-
Yesterday a bought a pair if shoes from a drug dealer.
Don’t know what he laced them with ’cause I’ve been tripping all day
-
My dentist reminded me about my wife’s sensitive gag reflex.
We laughed about it for a while. Then I remembered me and my wife have different dentists.
-
I experienced the WORST customer service yesterday at a shop.

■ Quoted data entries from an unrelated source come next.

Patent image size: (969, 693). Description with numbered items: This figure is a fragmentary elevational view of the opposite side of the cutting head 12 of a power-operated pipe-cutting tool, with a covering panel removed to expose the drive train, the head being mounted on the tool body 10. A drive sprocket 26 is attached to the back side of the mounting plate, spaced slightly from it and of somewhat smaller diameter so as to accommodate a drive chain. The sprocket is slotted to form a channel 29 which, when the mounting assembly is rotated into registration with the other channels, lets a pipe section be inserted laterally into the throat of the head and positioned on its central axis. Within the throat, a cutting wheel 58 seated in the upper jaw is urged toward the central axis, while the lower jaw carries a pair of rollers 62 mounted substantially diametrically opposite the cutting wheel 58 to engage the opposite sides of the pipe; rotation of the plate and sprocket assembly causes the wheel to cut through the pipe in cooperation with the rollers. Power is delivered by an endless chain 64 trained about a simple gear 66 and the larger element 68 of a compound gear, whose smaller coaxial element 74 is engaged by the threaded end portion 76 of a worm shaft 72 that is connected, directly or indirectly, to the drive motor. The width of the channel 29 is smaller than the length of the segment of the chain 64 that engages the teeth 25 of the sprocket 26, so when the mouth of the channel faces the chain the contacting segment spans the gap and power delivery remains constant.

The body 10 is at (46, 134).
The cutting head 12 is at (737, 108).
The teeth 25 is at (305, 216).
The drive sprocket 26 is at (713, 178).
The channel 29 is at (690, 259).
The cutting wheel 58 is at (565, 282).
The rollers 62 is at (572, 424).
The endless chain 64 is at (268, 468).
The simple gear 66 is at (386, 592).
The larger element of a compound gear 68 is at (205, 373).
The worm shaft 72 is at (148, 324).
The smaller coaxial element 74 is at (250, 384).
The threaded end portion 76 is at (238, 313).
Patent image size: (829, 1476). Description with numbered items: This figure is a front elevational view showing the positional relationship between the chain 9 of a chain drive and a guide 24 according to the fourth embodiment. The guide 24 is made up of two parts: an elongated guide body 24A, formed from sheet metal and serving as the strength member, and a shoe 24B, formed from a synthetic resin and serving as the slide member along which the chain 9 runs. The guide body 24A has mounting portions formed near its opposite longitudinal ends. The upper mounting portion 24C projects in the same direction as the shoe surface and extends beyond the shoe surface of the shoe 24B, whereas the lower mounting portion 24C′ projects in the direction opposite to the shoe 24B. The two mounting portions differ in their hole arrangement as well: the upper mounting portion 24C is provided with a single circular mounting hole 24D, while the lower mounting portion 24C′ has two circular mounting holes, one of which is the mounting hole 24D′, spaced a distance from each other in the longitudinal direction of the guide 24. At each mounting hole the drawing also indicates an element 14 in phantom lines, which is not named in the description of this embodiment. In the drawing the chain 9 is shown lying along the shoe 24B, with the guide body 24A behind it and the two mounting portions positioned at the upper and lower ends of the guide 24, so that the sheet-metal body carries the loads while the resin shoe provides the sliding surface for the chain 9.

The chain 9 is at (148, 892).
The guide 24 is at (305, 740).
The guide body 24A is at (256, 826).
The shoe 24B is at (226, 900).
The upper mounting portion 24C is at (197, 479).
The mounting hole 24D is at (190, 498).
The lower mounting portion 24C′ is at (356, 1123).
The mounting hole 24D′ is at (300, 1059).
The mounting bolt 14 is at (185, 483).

I don’t want to mention the name of the shop because I’m not sure how I’m going to proceed. On Wednesday I bought something from this shop. I paid cash for it. I took it home and found out it didn’t work. So today, less than 48 hours later I took it back to the shop and asked if I could get a refund. The girl in the shop told me “NO” even though I still had the receipt. I asked if I could get a replacement instead then. Again this person told me “NO.” I asked to talk to a manager now as I’m really not happy and I explained that I had bought the item, had got it home and it didn’t work. The manager just smiled and told me to my face that I was “OUT OF LUCK.” ??? No refund. No FREE replacement. Grrrrrrrrrrrrrereerr. . I”ll tell you what… I am NEVER buying another Lotto Ticket from there again!!
-
When I was a kid, I made a really big sandcastle with my grandma
Unfortunatley, I didn’t impress anyone at the cremation…
-
It do be dat goooood
-
When a vampire bites someone, they turn into a vampire. If your username bit someone, what would they turn into?
-
What’s the difference between a hot potato and a flying pig?
Ones a heated yam, and the other’s a yeeted ham.
-
A cop pulls over a car with two priestS. The cop goes over to the car and says “We’re looking for two child molesters.”
The priests look at each other for a moment and reply, “We’ll do it.”
-
Some people take Christmas way too serious…
It’s 362 days away and people already have their decorations up!
-
Reddit should rename ‘share’ to ‘spreddit’, ‘delete’ to ‘shreddit’ and ‘karma’ to ‘creddit’.
Wait, what do you mean someone already seddit?